The time limit is eliminated for an AAC who applies for registration to work as an AAC while the application is being processed, provided that the applicant must provide required documentation to DOH within reasonable time limits. The time limit to submit the application to DOH following the start of employment is increased from 7 days to 30 days.
Appropriation: None.
Fiscal Note: Available. New fiscal note requested on March 20, 2019.
Creates Committee/Commission/Task Force that includes Legislative members: No.
Effective Date: Ninety days after adjournment of session in which bill is passed.

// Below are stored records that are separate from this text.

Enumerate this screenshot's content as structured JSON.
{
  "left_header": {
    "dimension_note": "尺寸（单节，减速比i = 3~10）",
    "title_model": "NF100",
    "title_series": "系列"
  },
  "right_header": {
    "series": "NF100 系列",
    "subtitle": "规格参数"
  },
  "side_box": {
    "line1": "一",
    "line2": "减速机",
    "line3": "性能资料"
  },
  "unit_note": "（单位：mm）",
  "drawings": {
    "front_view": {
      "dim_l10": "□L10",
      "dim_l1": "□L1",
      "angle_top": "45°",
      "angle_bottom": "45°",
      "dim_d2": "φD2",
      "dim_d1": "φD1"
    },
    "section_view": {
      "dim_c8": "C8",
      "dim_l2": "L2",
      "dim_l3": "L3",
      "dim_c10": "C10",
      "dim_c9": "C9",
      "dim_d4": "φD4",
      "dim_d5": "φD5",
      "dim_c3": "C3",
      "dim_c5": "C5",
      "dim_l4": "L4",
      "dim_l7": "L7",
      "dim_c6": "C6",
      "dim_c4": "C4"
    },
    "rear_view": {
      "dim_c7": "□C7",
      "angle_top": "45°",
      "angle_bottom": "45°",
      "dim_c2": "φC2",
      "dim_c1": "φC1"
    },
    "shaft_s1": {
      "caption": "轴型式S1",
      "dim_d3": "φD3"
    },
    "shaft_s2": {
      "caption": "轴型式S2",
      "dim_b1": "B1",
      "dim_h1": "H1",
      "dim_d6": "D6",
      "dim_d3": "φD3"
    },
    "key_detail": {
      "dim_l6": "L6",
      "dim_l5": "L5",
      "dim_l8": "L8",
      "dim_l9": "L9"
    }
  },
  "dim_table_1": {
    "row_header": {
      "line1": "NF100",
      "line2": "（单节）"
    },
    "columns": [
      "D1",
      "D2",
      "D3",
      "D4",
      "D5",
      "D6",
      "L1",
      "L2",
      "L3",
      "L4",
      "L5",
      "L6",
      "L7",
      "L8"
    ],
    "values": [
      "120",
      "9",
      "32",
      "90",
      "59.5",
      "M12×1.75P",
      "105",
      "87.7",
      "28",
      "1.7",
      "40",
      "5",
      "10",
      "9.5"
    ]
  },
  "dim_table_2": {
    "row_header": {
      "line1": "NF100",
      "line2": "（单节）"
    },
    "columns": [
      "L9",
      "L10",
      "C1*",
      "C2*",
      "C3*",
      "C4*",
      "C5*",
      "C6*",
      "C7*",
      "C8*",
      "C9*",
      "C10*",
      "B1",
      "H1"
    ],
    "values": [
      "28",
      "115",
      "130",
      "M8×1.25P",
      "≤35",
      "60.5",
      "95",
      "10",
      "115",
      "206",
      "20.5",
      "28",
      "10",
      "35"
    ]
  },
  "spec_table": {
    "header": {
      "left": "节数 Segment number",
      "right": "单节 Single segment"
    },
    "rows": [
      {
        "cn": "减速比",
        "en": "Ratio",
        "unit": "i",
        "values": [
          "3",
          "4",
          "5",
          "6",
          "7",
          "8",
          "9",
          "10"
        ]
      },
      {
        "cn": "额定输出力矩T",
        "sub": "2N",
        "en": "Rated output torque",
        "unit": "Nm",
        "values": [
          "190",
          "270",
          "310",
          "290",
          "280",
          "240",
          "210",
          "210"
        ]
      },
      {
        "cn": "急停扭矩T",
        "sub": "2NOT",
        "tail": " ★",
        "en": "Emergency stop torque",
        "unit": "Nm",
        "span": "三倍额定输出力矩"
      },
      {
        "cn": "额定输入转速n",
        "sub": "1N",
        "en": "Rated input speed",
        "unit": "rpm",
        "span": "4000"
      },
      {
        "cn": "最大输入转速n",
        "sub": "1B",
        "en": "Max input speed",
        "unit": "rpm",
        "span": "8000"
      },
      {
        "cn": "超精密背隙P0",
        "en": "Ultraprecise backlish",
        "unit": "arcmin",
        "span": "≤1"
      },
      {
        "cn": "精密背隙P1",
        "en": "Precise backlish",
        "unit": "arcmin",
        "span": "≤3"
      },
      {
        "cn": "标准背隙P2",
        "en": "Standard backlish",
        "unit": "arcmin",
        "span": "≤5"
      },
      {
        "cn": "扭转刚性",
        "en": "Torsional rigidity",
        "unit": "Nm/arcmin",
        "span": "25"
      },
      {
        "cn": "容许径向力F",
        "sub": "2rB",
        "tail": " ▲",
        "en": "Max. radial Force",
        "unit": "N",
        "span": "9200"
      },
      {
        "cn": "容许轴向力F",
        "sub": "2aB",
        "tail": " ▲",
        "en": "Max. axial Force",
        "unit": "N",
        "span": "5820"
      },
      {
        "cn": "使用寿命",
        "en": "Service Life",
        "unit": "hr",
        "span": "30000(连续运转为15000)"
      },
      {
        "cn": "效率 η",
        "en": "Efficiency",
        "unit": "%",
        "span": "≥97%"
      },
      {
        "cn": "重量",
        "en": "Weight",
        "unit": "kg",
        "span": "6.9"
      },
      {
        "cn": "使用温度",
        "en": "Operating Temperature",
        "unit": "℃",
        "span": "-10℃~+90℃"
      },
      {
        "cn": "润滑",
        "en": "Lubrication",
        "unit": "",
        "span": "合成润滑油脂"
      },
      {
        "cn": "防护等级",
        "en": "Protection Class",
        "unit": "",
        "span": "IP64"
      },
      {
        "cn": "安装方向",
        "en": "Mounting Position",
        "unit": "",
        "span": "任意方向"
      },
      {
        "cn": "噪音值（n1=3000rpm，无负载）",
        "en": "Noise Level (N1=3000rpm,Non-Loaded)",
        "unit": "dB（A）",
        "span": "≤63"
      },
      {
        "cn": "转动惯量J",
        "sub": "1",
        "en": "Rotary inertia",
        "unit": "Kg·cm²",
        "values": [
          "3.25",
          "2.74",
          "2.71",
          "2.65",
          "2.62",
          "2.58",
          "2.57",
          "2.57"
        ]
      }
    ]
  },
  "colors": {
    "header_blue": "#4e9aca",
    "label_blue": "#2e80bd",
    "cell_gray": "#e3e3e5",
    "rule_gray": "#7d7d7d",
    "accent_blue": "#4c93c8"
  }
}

Staff Summary of Public Testimony on Second Substitute House Bill: The committee recommended a different version of the bill than what was heard. PRO: In 2015-2016, I brought Ricky's Law to the Legislature in an effort to help people who are in the throes of addiction achieve recovery. It went into effect in April 2018, and there are now 45 secure detoxification beds located in Chehalis and Spokane. In the past ten months, only 35 percent of the beds have been occupied, which is because of implementation issues and not because of need. People are dying because of preventable overdoses from a treatable disease. Amendments are needed so that no more people are lost. The DCR protocols are not written to assist in analyzing serious harm in the context of addiction where unique risks are presented such as sepsis and overdose. Other issues exist which are being pursued through the budget. The majority of patients detained for care in secure detox are electing to continue receiving voluntary care. The protocol updates will help utilization and clarify who is appropriate for these facilities. Lack of utilization is more of an education piece than anything. Adding stabilization to the title of this facility instead of just detoxification matches more closely the service that we provide.
Persons Testifying: PRO: Representative Lauren Davis, Prime Sponsor; Tony Prentice, American Behavioral Health Systems.
Persons Signed In To Testify But Not Testifying: No one.